Based on this kaggle competitions and example: https://www.kaggle.com/morrisb/what-does-your-smartphone-know-about-you

**Reference:**
Davide Anguita, Alessandro Ghio, Luca Oneto, Xavier Parra and Jorge L. Reyes-Ortiz. _A Public Domain Dataset for Human Activity Recognition Using Smartphones_. 21st European Symposium on Artificial Neural Networks, Computational Intelligence and Machine Learning, ESANN 2013. Bruges, Belgium 24-26 April 2013.

## Initialize Cerebral Cortex

In [None]:
%reload_ext autoreload
from util.dependencies import *
CC = Kernel("/home/md2k/cc_conf/")

import pandas as pd
pd.options.display.max_rows=20
import numpy as np

# To build models
from sklearn.preprocessing import StandardScaler, LabelEncoder
from sklearn.model_selection import train_test_split
from sklearn.metrics import accuracy_score
from sklearn.decomposition import PCA
from sklearn.manifold import TSNE

# To gbm light
from lightgbm import LGBMClassifier

## Load and combine data from files

In [None]:
train_df = pd.read_csv('ml_data/train.csv')
test_df = pd.read_csv('ml_data/test.csv')

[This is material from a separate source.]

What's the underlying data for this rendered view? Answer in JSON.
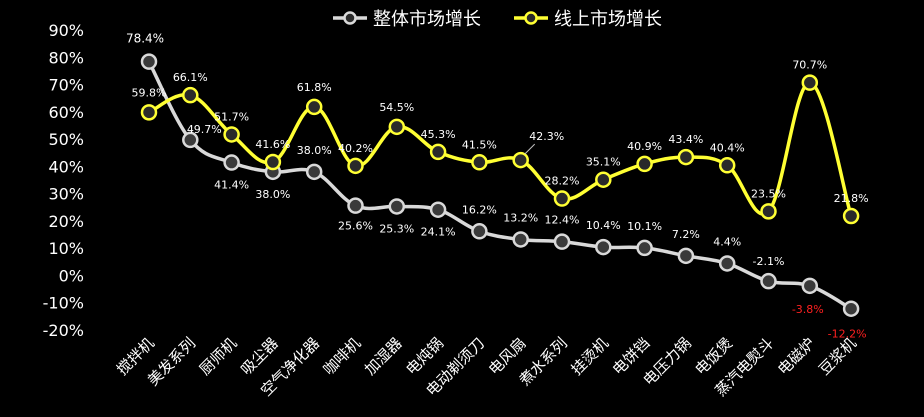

train_df['Data'] = 'Train'
test_df['Data'] = 'Test'
both_df = pd.concat([train_df, test_df], axis=0).reset_index(drop=True)
both_df['subject'] = '#' + both_df['subject'].astype(str)

## Get stream data
Once a stream is identifier by name, it needs to be loaded into a `DataStream` object by calling `get_stream`.  This pulls into a single object all the metadata associated with the stream as well as a reference to the data so that it can be accessed as needed.

In [None]:
both_df

In [None]:
label = both_df.pop('Activity')
pd.DataFrame(label).groupby(['Activity']).size().reset_index(name='Counts')

In [None]:
# Create datasets
tsne_data = both_df.copy()
data_data = tsne_data.pop('Data')
subject_data = tsne_data.pop('subject')

# Scale data
tsne_data = StandardScaler().fit_transform(tsne_data)

# Reduce dimensions (speed up)
tsne_data = PCA(n_components=0.95, random_state=3).fit_transform(tsne_data)

# Split the data
label_encoded = LabelEncoder().fit_transform(label)
X_train, X_test, y_train, y_test = train_test_split(tsne_data, label_encoded, random_state=3)


In [None]:
number_of_estimators=50
random_states=3

# Create the model
lgbm = LGBMClassifier(n_estimators=number_of_estimators, random_state=random_states)
lgbm = lgbm.fit(X_train, y_train)

# Test the model
score = accuracy_score(y_true=y_test, y_pred=lgbm.predict(X_test))
score